More chunks of the AI’s writing can disappear when I move sections of the story around and re-write. I’ll do this because what GPT thinks is interesting in the paper might differ from what I believe is the most exciting thing. While GPT might be able to write an article for you, it cannot understand an article for you. While it connects words into sentences quickly, it’s less good at connecting paragraphs into an article.
Another factor is that GPT is not very good at drawing connections between papers at the moment. If five papers on the origins of angiosperms came out in a month, this method would treat each article in isolation, when one of the most interesting features would be how much the papers support or contradict each other. Where I can, I’ll draw connections to other papers.

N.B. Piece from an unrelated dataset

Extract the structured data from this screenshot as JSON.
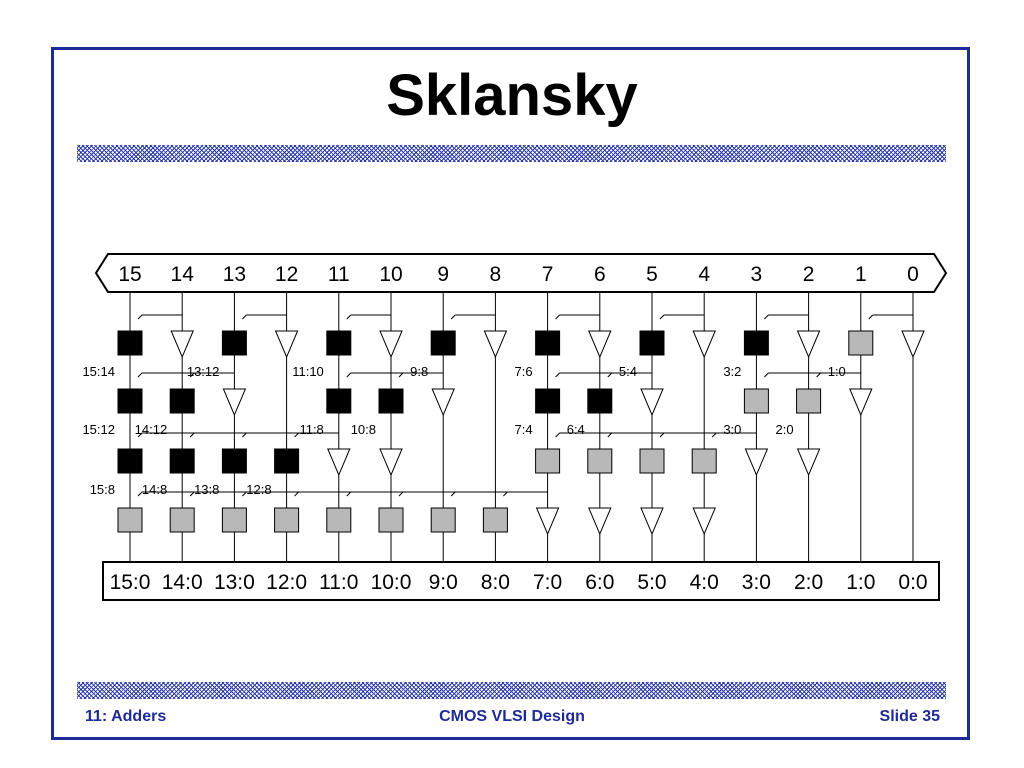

Once there’s a fact-checked text, it gets loaded into Grammarly, an AI-powered grammar and spell checker. I’ll accept about half of Grammarly’s suggestions, leaving it to complain about the quote from the paper. I’ll then look for an illustration or two.
If an author has published a press release, there’s probably a good photo to use. If they haven’t, there might be a helpful image in the paper. Sometimes there might not be a usable image. In this case, I’ll look for a photo from Wikipedia or Canva; if that fails, I look for a photo to illustrate a concept in the paper. If that fails, I’ll use Stable Diffusion, an AI art generator, to create artwork because all the posts need at least one image.

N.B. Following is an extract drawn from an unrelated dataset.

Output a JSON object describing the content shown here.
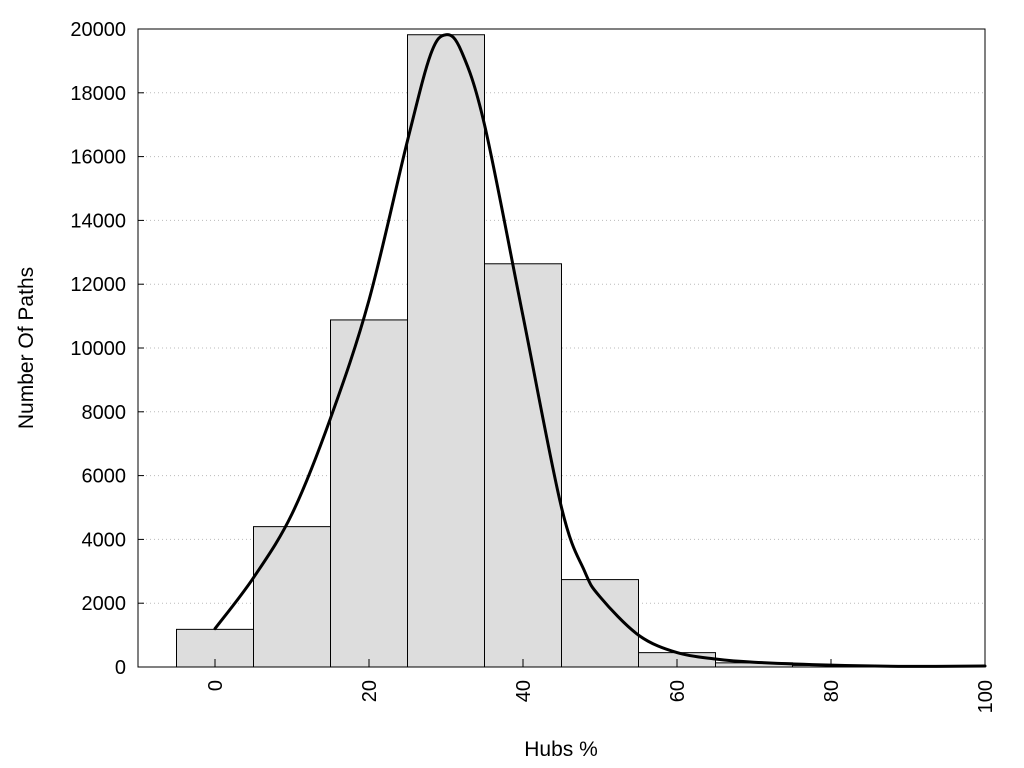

Once the text and art are finished and ready to publish, the final step is to produce the audio file. The earlier files were created with Google’s WaveNet. Now we use Lovo.ai. This is because recording human audio takes a lot of time and editing. Using AI audio means all the time spent correcting human recordings can be spent writing the next blog post instead.
If the post has an AI seed, from 2023, it will be credited to Fi Gennu if it’s about a paper from an Annals of Botany Company journal, or Dale Maylea if it’s from another journal. This tagging of the posts helps keep track of how much is getting written by different methods.
The result is that a blog post might not appear to have any AI writing in it, but there will likely be some AI involvement somewhere. The goal is to release some time so that the hours saved can be used highlighting more research, or else write other kinds of articles that readers might find helpful. If you’re interested in the time-saving we estimate this cuts writing time from 4-6 hours for a typical blog post down to 2-4 hours. There is no magic generate-an-accurate-article button yet.